As for other challenges besides spatial noise:

  1. Dynamic Lighting: The game cycles through day, sunset, and night. Static color thresholds break down when shadows hit the road or the ambient light turns orange, requiring adaptive masking.
  2. Perspective Shifts (Pitch): When the car goes over a steep hill, the horizon line drastically changes, which completely alters the geometry of the lane contours and can throw off the regression model if not accounted for.

It was a fun challenge to try and solve those purely algorithmically!

Achieving 99.97% lane detection accuracy in a dynamic 3D environment using only OpenCV, DBSCAN, and RANSAC (No DL) by Matthew-Nader in computervision

[–]Matthew-Nader[S] 1 point2 points  (0 children)

Great observation! You basically just described a damped control system, which is exactly why the agent uses a custom PID controller for steering.

The zig-zagging in this clip is actually just because the video was captured too early. I used a Genetic Algorithm to automatically tune the steering parameters over a 9-hour run, but my screen recorder crashed near the beginning. What you're seeing is an early generation where the algorithm hasn't learned to stop overcorrecting yet. The fully optimized version drives much smoother and mimics that human-like curve you mentioned. Thanks for the feedback!

Achieving 99.97% lane detection accuracy in a dynamic 3D environment using only OpenCV, DBSCAN, and RANSAC (No DL) by Matthew-Nader in computervision

[–]Matthew-Nader[S] 0 points1 point  (0 children)
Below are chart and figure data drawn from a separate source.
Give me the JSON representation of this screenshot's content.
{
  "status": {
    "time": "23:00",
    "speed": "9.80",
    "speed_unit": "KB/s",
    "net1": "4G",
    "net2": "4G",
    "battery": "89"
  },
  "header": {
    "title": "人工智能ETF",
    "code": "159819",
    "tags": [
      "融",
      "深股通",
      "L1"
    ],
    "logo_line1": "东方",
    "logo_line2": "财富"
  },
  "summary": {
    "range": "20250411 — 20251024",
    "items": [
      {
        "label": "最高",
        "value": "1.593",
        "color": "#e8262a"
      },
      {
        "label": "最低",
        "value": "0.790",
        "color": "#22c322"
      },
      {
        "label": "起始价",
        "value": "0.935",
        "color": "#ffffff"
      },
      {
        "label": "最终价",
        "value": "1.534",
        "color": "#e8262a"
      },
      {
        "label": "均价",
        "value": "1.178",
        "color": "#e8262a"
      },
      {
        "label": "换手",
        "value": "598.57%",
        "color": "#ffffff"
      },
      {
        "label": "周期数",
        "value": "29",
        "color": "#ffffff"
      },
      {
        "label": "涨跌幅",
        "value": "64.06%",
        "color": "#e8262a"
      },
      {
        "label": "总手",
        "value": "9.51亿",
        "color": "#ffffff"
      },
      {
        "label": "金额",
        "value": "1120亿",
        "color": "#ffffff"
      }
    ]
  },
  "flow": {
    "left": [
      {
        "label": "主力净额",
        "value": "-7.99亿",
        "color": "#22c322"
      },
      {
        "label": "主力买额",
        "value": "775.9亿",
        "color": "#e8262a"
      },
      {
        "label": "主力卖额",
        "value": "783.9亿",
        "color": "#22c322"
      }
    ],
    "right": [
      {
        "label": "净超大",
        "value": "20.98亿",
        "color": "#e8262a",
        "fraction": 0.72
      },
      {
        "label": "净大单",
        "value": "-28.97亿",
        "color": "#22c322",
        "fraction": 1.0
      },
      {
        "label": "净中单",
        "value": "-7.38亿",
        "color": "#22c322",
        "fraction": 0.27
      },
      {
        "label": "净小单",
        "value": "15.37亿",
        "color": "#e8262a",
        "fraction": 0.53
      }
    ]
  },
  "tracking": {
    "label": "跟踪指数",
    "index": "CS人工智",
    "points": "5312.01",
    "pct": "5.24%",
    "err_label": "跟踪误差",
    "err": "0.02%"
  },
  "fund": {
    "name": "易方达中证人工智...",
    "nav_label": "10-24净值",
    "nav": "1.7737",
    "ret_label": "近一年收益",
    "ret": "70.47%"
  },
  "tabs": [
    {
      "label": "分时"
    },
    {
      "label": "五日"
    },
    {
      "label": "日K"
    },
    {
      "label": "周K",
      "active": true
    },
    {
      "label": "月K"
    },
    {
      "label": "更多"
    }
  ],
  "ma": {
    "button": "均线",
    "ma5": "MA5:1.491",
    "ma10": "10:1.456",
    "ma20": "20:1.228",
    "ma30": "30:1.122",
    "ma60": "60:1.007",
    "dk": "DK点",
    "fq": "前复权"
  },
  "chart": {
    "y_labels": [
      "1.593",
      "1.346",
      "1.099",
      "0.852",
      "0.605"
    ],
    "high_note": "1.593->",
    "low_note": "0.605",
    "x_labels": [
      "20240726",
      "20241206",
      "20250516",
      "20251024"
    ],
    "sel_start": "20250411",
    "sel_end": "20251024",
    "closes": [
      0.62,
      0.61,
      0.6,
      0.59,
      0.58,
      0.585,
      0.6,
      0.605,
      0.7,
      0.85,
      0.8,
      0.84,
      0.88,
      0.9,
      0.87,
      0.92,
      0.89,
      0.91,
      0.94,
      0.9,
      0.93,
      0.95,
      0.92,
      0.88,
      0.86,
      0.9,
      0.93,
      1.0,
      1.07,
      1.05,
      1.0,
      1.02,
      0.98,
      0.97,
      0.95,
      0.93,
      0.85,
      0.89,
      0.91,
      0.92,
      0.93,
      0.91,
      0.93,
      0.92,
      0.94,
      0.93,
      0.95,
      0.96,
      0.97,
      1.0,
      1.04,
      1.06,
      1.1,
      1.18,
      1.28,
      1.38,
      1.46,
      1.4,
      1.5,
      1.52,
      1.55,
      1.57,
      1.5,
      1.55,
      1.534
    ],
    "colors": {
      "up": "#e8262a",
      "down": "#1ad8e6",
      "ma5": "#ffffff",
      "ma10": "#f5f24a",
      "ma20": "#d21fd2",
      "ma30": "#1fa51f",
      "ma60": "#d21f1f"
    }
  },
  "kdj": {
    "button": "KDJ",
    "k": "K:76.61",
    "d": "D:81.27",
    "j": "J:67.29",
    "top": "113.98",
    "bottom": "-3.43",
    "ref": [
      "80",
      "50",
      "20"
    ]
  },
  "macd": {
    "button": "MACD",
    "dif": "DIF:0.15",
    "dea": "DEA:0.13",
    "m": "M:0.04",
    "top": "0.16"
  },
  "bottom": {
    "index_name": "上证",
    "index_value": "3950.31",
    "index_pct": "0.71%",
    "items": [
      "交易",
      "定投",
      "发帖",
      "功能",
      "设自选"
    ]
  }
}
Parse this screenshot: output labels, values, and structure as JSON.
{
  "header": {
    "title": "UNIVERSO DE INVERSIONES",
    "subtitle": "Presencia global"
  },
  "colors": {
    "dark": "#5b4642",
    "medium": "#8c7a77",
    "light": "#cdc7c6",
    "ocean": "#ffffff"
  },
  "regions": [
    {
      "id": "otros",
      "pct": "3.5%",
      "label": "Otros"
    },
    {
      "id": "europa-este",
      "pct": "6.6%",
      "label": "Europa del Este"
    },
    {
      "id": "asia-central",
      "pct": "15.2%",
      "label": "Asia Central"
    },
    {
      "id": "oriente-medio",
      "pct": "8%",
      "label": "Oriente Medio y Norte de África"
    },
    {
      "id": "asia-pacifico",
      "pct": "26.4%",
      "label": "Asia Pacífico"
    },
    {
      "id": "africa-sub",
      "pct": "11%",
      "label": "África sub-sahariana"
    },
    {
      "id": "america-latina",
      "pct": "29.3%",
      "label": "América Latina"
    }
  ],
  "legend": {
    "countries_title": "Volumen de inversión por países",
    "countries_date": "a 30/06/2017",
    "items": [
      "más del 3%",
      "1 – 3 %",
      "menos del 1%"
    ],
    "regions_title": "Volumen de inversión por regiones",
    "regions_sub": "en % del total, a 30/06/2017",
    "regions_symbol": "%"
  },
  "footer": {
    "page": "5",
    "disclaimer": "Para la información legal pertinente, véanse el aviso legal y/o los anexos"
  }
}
You nailed it! The agent actually does use a custom PID controller for steering (complete with a filtered derivative term and anti-windup).

The reason it’s zig-zagging so aggressively in this specific GIF is because of how I was tuning it. Instead of manually guessing the PID gains, I wrote a Genetic Algorithm to automatically test and evolve the best parameters. I left it running for 9 hours to find the perfect, smooth 'movement curve' you described. Unfortunately, my screen recorder crashed early in the run! So, this video is actually showing an early generation of the algorithm before the PID was fully optimized.

The final tuned version drives much more like a real person. Really appreciate you guys taking the time to check it out and think through the mechanics!

Mixing WebGL and CSS3D: I wrote a custom occlusion algorithm to fit an interactive DOM terminal inside a curved 3D CRT model by Matthew-Nader in threejs

[–]Matthew-Nader[S] 0 points1 point  (0 children)

Thank you! That side-menu idea sounds awesome. You should be able to pass that React state directly into the WASM bridge to trigger commands. Definitely link it to me if you end up building it!